Dr. Ertl says the surfaces of many cancer cells are covered with abnormal amounts of the protein produced by p53, while normal cell surfaces exhibit very little p53. The researchers attached the p53 gene to an altered form of a virus to make what is known as a "DNA vaccine." The idea is that when the vaccine is injected into the body, immune cells will recognize the virus and the attached p53 gene as invaders and mount a counter-attack. The hope is that the immune response would be concentrated on the cancer cells with high levels of p53 on their surfaces. 

The technique has protected some laboratory animals against tumor cells. A combination of the DNA vaccine with other substances that boost the immune system was able to shrink some established tumors in test animals. 

However, Dr. Ertl points out that the form of the vaccine tested so far is not 100 effective, even in laboratory animals, so several years of work remains before testing with people can even begin. 

Enzyme Target

The American Cancer Society seminar also heard of research at the Oregon Health Sciences University, where researchers are hoping to help some leukemia patients by exploiting a unique feature of their blood cancer cells. 

The target of this work is a protein molecule called Bcr-Abl. It is an abnormal molecule related to enzymes that control cell growth. The researchers were attracted to Bcr-Abl because it appears only in chronic myelogenous leukemia, known as CML; normal cells don't have any Bcr-Abl. 

The researchers developed a drug that would block the Bcr-Abl enzyme, while not affecting any normal enzymes. "Our studies demonstrate that this compound kills cells that contain Bcr-Abl, but does not kill normal cells," says Dr.
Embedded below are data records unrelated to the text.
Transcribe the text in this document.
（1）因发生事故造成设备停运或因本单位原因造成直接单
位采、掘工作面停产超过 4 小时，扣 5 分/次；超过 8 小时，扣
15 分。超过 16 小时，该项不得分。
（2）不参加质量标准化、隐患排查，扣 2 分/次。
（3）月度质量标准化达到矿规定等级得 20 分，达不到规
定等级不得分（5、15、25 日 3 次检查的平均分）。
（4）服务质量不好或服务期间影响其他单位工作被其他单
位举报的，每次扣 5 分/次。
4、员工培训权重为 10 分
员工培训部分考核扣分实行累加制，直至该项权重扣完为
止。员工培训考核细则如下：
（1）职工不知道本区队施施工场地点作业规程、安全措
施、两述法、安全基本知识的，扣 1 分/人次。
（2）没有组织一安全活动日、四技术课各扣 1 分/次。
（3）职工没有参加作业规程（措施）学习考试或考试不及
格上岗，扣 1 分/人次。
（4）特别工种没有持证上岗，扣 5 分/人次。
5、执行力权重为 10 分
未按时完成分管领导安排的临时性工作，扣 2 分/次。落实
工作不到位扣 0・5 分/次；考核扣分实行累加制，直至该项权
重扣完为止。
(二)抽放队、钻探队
Brian Druker of OHSU. Tests in patients with CML are scheduled to begin this year at OHSU, the University of California at Los Angeles, and M.D. Anderson Cancer Center in Houston, Texas. 
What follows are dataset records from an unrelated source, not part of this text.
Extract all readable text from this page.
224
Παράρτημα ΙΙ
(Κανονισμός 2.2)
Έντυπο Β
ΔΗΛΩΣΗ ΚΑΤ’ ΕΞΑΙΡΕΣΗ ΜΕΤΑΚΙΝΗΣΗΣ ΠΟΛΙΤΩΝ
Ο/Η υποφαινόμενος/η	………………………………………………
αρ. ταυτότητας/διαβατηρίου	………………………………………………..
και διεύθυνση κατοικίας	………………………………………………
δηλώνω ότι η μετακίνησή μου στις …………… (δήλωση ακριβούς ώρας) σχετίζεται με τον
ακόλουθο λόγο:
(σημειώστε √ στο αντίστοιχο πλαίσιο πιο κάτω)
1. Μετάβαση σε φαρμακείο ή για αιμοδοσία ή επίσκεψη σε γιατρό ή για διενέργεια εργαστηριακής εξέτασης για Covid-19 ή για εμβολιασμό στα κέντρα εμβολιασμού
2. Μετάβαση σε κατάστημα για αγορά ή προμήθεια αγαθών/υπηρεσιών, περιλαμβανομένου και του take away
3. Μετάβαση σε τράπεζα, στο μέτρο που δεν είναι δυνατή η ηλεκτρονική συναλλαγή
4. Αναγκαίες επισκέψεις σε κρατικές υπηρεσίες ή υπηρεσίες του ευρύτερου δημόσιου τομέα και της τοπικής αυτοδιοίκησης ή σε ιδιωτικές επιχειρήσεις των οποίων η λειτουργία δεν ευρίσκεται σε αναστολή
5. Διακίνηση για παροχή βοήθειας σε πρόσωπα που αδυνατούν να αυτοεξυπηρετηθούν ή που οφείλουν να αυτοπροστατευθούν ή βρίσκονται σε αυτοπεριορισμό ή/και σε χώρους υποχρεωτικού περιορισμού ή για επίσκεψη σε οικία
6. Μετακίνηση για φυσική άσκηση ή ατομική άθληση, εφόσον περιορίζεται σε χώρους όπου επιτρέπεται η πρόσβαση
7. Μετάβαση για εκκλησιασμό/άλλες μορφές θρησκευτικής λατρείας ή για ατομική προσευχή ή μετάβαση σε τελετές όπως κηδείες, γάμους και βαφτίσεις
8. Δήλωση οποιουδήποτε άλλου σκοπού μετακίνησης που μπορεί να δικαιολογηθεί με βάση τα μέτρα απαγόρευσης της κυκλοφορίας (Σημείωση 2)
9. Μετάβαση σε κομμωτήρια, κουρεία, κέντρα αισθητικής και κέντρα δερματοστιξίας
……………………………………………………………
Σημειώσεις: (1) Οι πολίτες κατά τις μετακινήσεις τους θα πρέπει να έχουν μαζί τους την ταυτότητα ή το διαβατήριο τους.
New CML treatments are urgently needed; standard therapies cure only one patient in five. But the ultimate promise of this work is not limited to CML. Basic research is rapidly uncovering molecular abnormalities that are unique to other cancers. In each case, the researchers say, it may be theoretically possible to identify targets for drugs that could kill cancer cells, while leaving normal cells unaffected. However, they stress that this line of research has yet to prove itself in tests on patients. 

These three innovations in cancer therapy may still be a long way from clinical use, but they represent just a few of the new ideas being tried in laboratories today, that someday may lead to more successful treatment of cancers.